- Theatrical release poster
- Directed by: Albert C. Gannaway
- Screenplay by: Tom Hubbard
- Produced by: Albert C. Gannaway
- Starring: Jim Davis Arleen Whelan Carl Smith Harry Lauter Marty Robbins Douglas Fowley Lee Van Cleef Louis Jean Heydt
- Cinematography: Charles Straumer
- Edited by: Warren Adams
- Music by: Ramey Idriss
- Production company: Albert C. Gannaway Productions
- Distributed by: Allied Artists Pictures
- Release date: April 14, 1957;
- Running time: 76 minutes
- Country: United States
- Language: English

= The Badge of Marshal Brennan =

The Badge of Marshal Brennan is a 1957 American Western film directed by Albert C. Gannaway and written by Tom Hubbard. The film stars Jim Davis, Arleen Whelan, Carl Smith, Harry Lauter, Marty Robbins, Douglas Fowley, Lee Van Cleef and Louis Jean Heydt.
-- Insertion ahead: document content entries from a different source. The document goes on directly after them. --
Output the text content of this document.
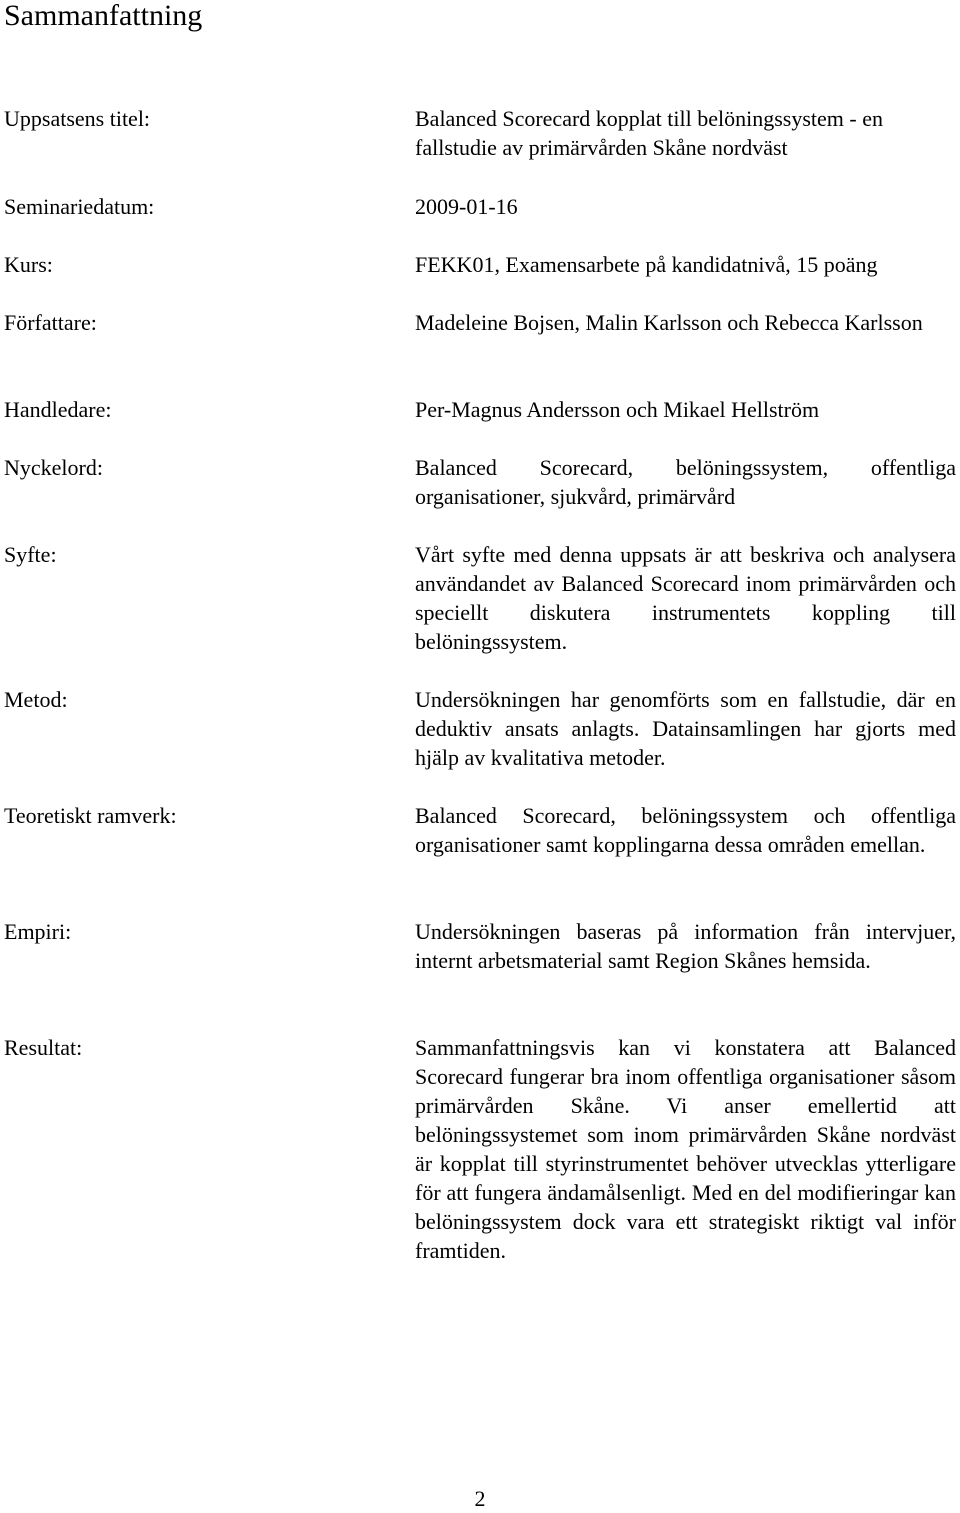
Sammanfattning
Uppsatsens titel:	Balanced Scorecard kopplat till belöningssystem - en fallstudie av primärvården Skåne nordväst
Seminariedatum:	2009-01-16
Kurs:	FEKK01, Examensarbete på kandidatnivå, 15 poäng
Författare:	Madeleine Bojsen, Malin Karlsson och Rebecca Karlsson
Handledare:	Per-Magnus Andersson och Mikael Hellström
Nyckelord:	Balanced Scorecard, belöningssystem, offentliga organisationer, sjukvård, primärvård
Syfte:	Vårt syfte med denna uppsats är att beskriva och analysera användandet av Balanced Scorecard inom primärvården och speciellt diskutera instrumentets koppling till belöningssystem.
Metod:	Undersökningen har genomförts som en fallstudie, där en deduktiv ansats anlagts. Datainsamlingen har gjorts med hjälp av kvalitativa metoder.
Teoretiskt ramverk:	Balanced Scorecard, belöningssystem och offentliga organisationer samt kopplingarna dessa områden emellan.
Empiri:	Undersökningen baseras på information från intervjuer, internt arbetsmaterial samt Region Skånes hemsida.
Resultat:	Sammanfattningsvis kan vi konstatera att Balanced Scorecard fungerar bra inom offentliga organisationer såsom primärvården Skåne. Vi anser emellertid att belöningssystemet som inom primärvården Skåne nordväst är kopplat till styrinstrumentet behöver utvecklas ytterligare för att fungera ändamålsenligt. Med en del modifieringar kan belöningssystem dock vara ett strategiskt riktigt val inför framtiden.
2
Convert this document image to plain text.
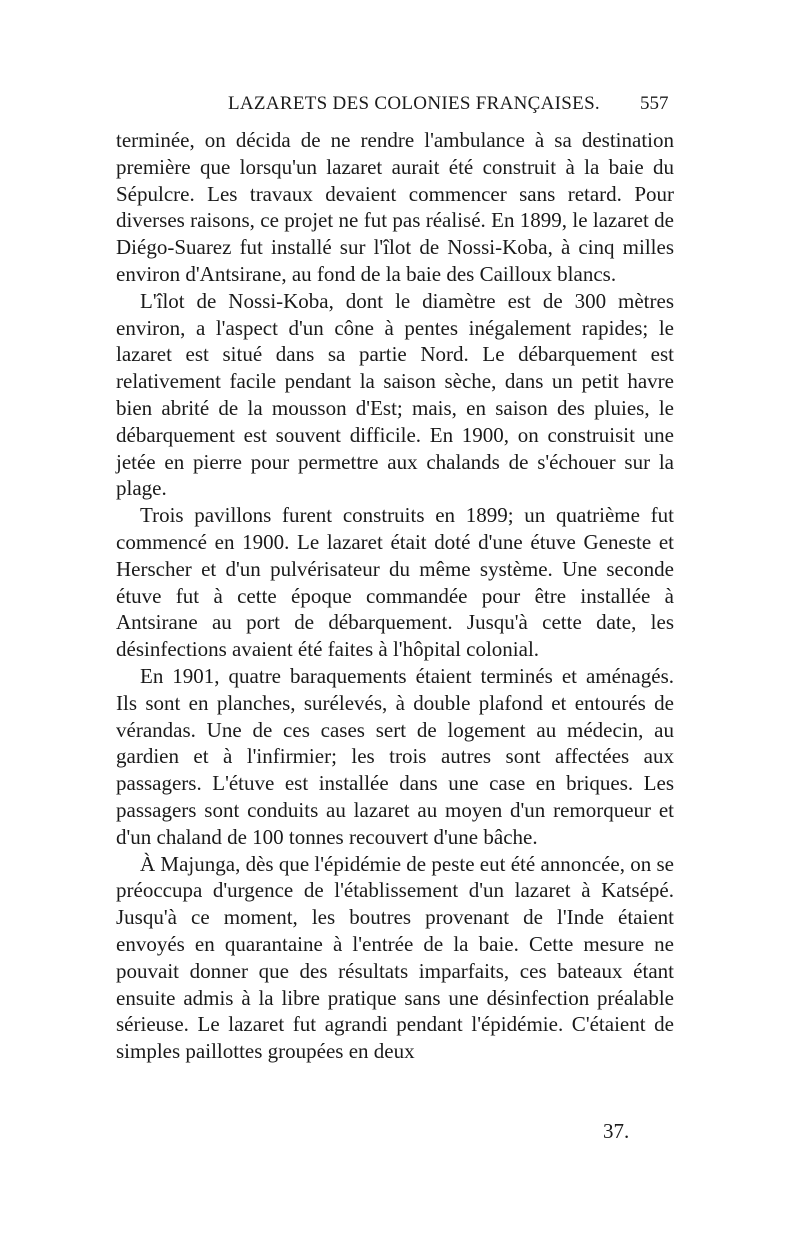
LAZARETS DES COLONIES FRANÇAISES. 557

terminée, on décida de ne rendre l'ambulance à sa destination première que lorsqu'un lazaret aurait été construit à la baie du Sépulcre. Les travaux devaient commencer sans retard. Pour diverses raisons, ce projet ne fut pas réalisé. En 1899, le lazaret de Diégo-Suarez fut installé sur l'îlot de Nossi-Koba, à cinq milles environ d'Antsirane, au fond de la baie des Cailloux blancs.

L'îlot de Nossi-Koba, dont le diamètre est de 300 mètres environ, a l'aspect d'un cône à pentes inégalement rapides; le lazaret est situé dans sa partie Nord. Le débarquement est relativement facile pendant la saison sèche, dans un petit havre bien abrité de la mousson d'Est; mais, en saison des pluies, le débarquement est souvent difficile. En 1900, on construisit une jetée en pierre pour permettre aux chalands de s'échouer sur la plage.

Trois pavillons furent construits en 1899; un quatrième fut commencé en 1900. Le lazaret était doté d'une étuve Geneste et Herscher et d'un pulvérisateur du même système. Une seconde étuve fut à cette époque commandée pour être installée à Antsirane au port de débarquement. Jusqu'à cette date, les désinfections avaient été faites à l'hôpital colonial.

En 1901, quatre baraquements étaient terminés et aménagés. Ils sont en planches, surélevés, à double plafond et entourés de vérandas. Une de ces cases sert de logement au médecin, au gardien et à l'infirmier; les trois autres sont affectées aux passagers. L'étuve est installée dans une case en briques. Les passagers sont conduits au lazaret au moyen d'un remorqueur et d'un chaland de 100 tonnes recouvert d'une bâche.

À Majunga, dès que l'épidémie de peste eut été annoncée, on se préoccupa d'urgence de l'établissement d'un lazaret à Katsépé. Jusqu'à ce moment, les boutres provenant de l'Inde étaient envoyés en quarantaine à l'entrée de la baie. Cette mesure ne pouvait donner que des résultats imparfaits, ces bateaux étant ensuite admis à la libre pratique sans une désinfection préalable sérieuse. Le lazaret fut agrandi pendant l'épidémie. C'étaient de simples paillottes groupées en deux

37.
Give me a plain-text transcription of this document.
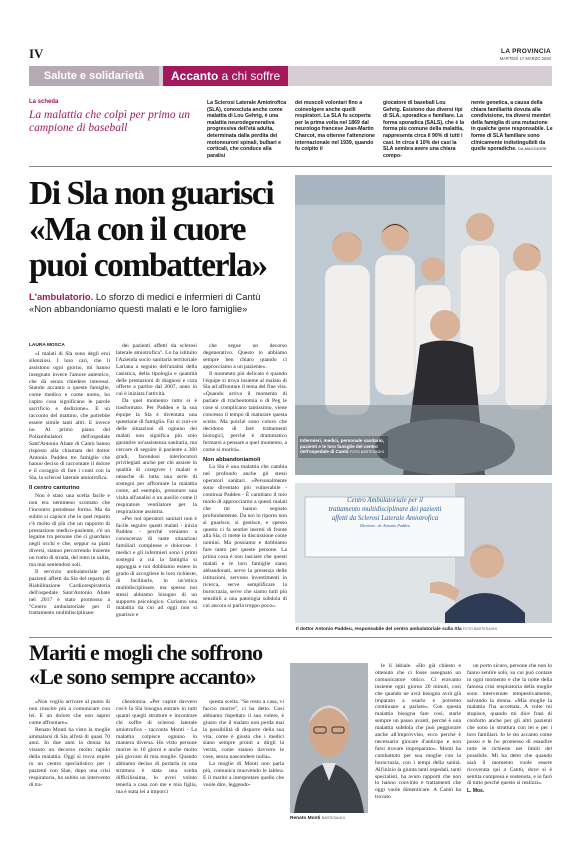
IV	LA PROVINCIA
MARTEDÌ 17 MARZO 2020
Salute e solidarietà	Accanto a chi soffre
La scheda
La malattia che colpì per primo un campione di baseball
La Sclerosi Laterale Amiotrofica (SLA), conosciuta anche come malattia di Lou Gehrig, è una malattia neurodegenerativa progressiva dell'età adulta, determinata dalla perdita dei motoneuroni spinali, bulbari e corticali, che conduce alla paralisi
dei muscoli volontari fino a coinvolgere anche quelli respiratori. La SLA fu scoperta per la prima volta nel 1869 dal neurologo francese Jean-Martin Charcot, ma ottenne l'attenzione internazionale nel 1939, quando fu colpito il
giocatore di baseball Lou Gehrig. Esistono due diversi tipi di SLA, sporadica e familiare. La forma sporadica (SALS), che è la forma più comune della malattia, rappresenta circa il 90% di tutti i casi. In circa il 10% dei casi la SLA sembra avere una chiara compo-
nente genetica, a causa della chiara familiarità dovuta alla condivisione, tra diversi membri della famiglia di una mutazione in qualche gene responsabile. Le forme di SLA familiare sono clinicamente indistinguibili da quelle sporadiche. DA.MAGGIORE
Di Sla non guarisci
«Ma con il cuore
puoi combatterla»
L'ambulatorio. Lo sforzo di medici e infermieri di Cantù
«Non abbandoniamo questi malati e le loro famiglie»
LAURA MOSCA

«I malati di Sla sono degli eroi silenziosi. I loro cari, che li assistono ogni giorno, mi hanno insegnato invece l'amore autentico, che dà senza chiedere interessi. Stando accanto a queste famiglie, come medico e come uomo, ho capito cosa significano le parole sacrificio e dedizione». E un racconto del mattino, che potrebbe essere simile tanti altri. E invece no. Al primo piano del Poliambulatori dell'ospedale Sant'Antonio Abate di Cantù hanno risposto alla chiamata del dottor Antonio Paddeu tre famiglie che hanno deciso di raccontare il dolore e il coraggio di fare i conti con la Sla, la sclerosi laterale amiotrofica.

Il centro canturino

Non è stato una scelta facile e non era nemmeno scontato che l'incontro prendesse forma. Ma da subito si capisce che in quel reparto c'è molto di più che un rapporto di prestazione medico-paziente, c'è un legame tra persone che ci guardano negli occhi e che, seppur su piani diversi, stanno percorrendo insieme un tratto di strada, del tutto in salita, ma mai sentendosi soli.

Il servizio ambulatoriale per pazienti affetti da Sla del reparto di Riabilitazione Cardiorespiratoria dell'ospedale Sant'Antonio Abate nel 2017 è stato promosso a "Centro ambulatoriale per il trattamento multidisciplinare

dei pazienti affetti da sclerosi laterale amiotrofica". Lo ha istituito l'Azienda socio sanitaria territoriale Lariana a seguito dell'analisi della casistica, della tipologia e quantità delle prestazioni di diagnosi e cura offerte a partire dal 2007, anno in cui è iniziata l'attività.

Da quel momento tutto si è trasformato. Per Paddeu e la sua équipe la Sla è diventata una questione di famiglia. Far sì curi-ce delle situazioni di ognuno dei malati non significa più solo garantire un'assistenza sanitaria, ma cercare di seguire il paziente a 360 gradi, facendosi interlocutori privilegiati anche per chi assiste in qualità di caregiver i malati e neanche di tutta una serie di sostegni per affrontare la malattia come, ad esempio, prenotare una visita all'analisi o un ausilio come il respiratore ventilatore per la respirazione assistita.

«Per noi operatori sanitari non è facile seguire questi malati - inizia Paddeu - perché veniamo a conoscenza di tante situazioni familiari complesse e dolorose. I medici e gli infermieri sono i primi sostegni a cui la famiglia si appoggia e noi dobbiamo essere in grado di accogliere le loro richieste, di facilitarle, in un'ottica multidisciplinare, ma spesso noi stessi abbiamo bisogno di un supporto psicologico. Curiamo una malattia da cui ad oggi non si guarisce e

che segue un decorso degenerativo. Questo lo abbiamo sempre ben chiaro quando ci approcciamo a un paziente».

Il momento più delicato è quando l'équipe si trova insieme al malato di Sla ad affrontare il tema del fine vita. «Quando arriva il momento di parlare di tracheotomia o di Peg le cose si complicano tantissimo, viene concesso il tempo di maturare questa scelta. Ma poichè sono coloro che decidono di fare trattamenti biologici, perché è drammatico fermarsi a pensare a quel momento, a come si morirà».

Non abbandoniamoli

La Sla è una malattia che cambia nel profondo anche gli stessi operatori sanitari. «Personalmente sono diventato più vulnerabile - continua Paddeu - È cambiato il mio modo di approcciarmi a questi malati che mi hanno segnato profondamente. Da noi lo riporto non si guarisce, si gestisce, e spesso questo ci fa sentire inermi di fronte alla Sla, ci mette in discussione come uomini. Ma possiamo e dobbiamo fare tanto per queste persone. La prima cosa è non lasciare che questi malati e le loro famiglie siano abbandonati, serve la presenza delle istituzioni, servono investimenti in ricerca, serve semplificare la burocrazia, serve che siamo tutti più sensibili a una patologia subdola di cui ancora si parla troppo poco».

Infermieri, medici, personale sanitario, pazienti e le loro famiglie del centro dell'ospedale di Cantù FOTO BARTESAGHI
Centro Ambulatoriale per il
trattamento multidisciplinare dei pazienti
affetti da Sclerosi Laterale Amiotrofica
Direttore: dr. Antonio Paddeu
Il dottor Antonio Paddeu, responsabile del centro ambulatoriale sulla Sla FOTO BARTESAGHI
Mariti e mogli che soffrono
«Le sono sempre accanto»

«Non voglio arrivare al punto di non riuscire più a comunicare con lei. E un dolore che non saprei come affrontare».

Renato Monti ha visto la moglie ammalarsi di Sla all'età di quasi 70 anni. In due anni la donna ha vissuto un decorso molto rapido della malattia. Oggi si trova ospite in un centro specialistico per i pazienti con Slae, dopo una crisi respiratoria, ha subito un intervento di tra-

cheotomia. «Per capire davvero cos'è la Sla bisogna entrare in tutti quanti quegli strutture e incontrare chi soffre di sclerosi laterale amiotrofica - racconta Monti - La malattia colpisce ognuno in maniera diversa. Ho visto persone morire in 10 giorni e anche molto più giovani di mia moglie. Quando abbiamo deciso di portarla in una struttura è stata una scelta difficilissima, lo avrei voluto tenerla a casa con me e mia figlia, ma è stata lei a imporci

questa scelta. "Se resto a casa, vi faccio morire", ci ha detto. Così abbiamo rispettato il suo volere, è giusto che il malato non perda mai la possibilità di disporre della sua vita, come è giusto che i medici siano sempre pronti a dirgli la verità, come stanno davvero le cose, senza nascondere nulla».

La moglie di Monti non parla più, comunica muovendo le labbra. E il marito a interpretare quello che vuole dire, leggendo-

Renato Monti BARTESAGHI

le il labiale. «Ho già chiesto e ottenuto che ci fosse assegnato un comunicatore ottico. Ci eravamo insieme ogni giorno 20 minuti, così che quando ne avrà bisogno avrà già imparato a usarlo e potremo continuare a parlare». Con questa malattia bisogna fare così, starle sempre un passo avanti, perché è una malattia subdola che può peggiorare anche all'improvviso, ecco perché è necessario giocare d'anticipo e non farsi trovare impreparato». Monti ha combattuto per sua moglie con la burocrazia, con i tempi della sanità. All'inizio la giunta tanti ospedali, tanti specialisti, ha avuto rapporti che non lo hanno convinto e trattamenti che oggi vuole dimenticare. A Cantù ha trovato

un porto sicuro, persone che non lo fanno sentire solo, su cui può contare in ogni momento e che la notte della famosa crisi respiratoria della moglie sono intervenute tempestivamente, salvando la donna. «Mia moglie la malattia l'ha accettata. A volte mi stupisce, quando mi dice frasi di conforto anche per gli altri pazienti che sono in struttura con lei e per i loro familiari. Io le sto accanto come posso e le ho promesso di esaudire tutte le richieste nei limiti del possibile. Mi ha detto che quando sarà il momento vuole essere ricoverata qui a Cantù, dove sì è sentita compresa e sostenuta, e io farò di tutto perché questo si realizzi».

L. Mos.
The film was released on April 14, 1957, by Allied Artists Pictures.

==Plot==
When a gun-toting drifter known as the Stranger (Jim Davis) comes across a dying marshal, he decides to take up the identity of the late lawman. Settling down in a small town, the Stranger uses his new-found authority to challenge Shad Donaphin (Lee Van Cleef), the violent and unruly son of a shady cattle baron. Intent on staying true to his adopted persona, the Stranger even strikes up a relationship with Murdock (Arleen Whelan), a beautiful local lady.

==Cast==
- Jim Davis as 'Brennan'
- Arleen Whelan as Murdock
- Carl Smith as Sheriff Carl Smith
- Harry Lauter as Doc Hale
- Marty Robbins as Felipe
- Douglas Fowley as Marshal Matt Brennan
- Lee Van Cleef as Shad Donaphin
- Louis Jean Heydt as Col. Donaphin
- Lawrence Dobkin as Chicamon
- Eddie Crandall as Pepe Joe
- Darryl Guy as George
- Rick Vallin as Jody
- Edward Colmans as Governor Ainley

== Production ==
Parts of the film were shot in Kanab Canyon and Johnson Canyon in Utah.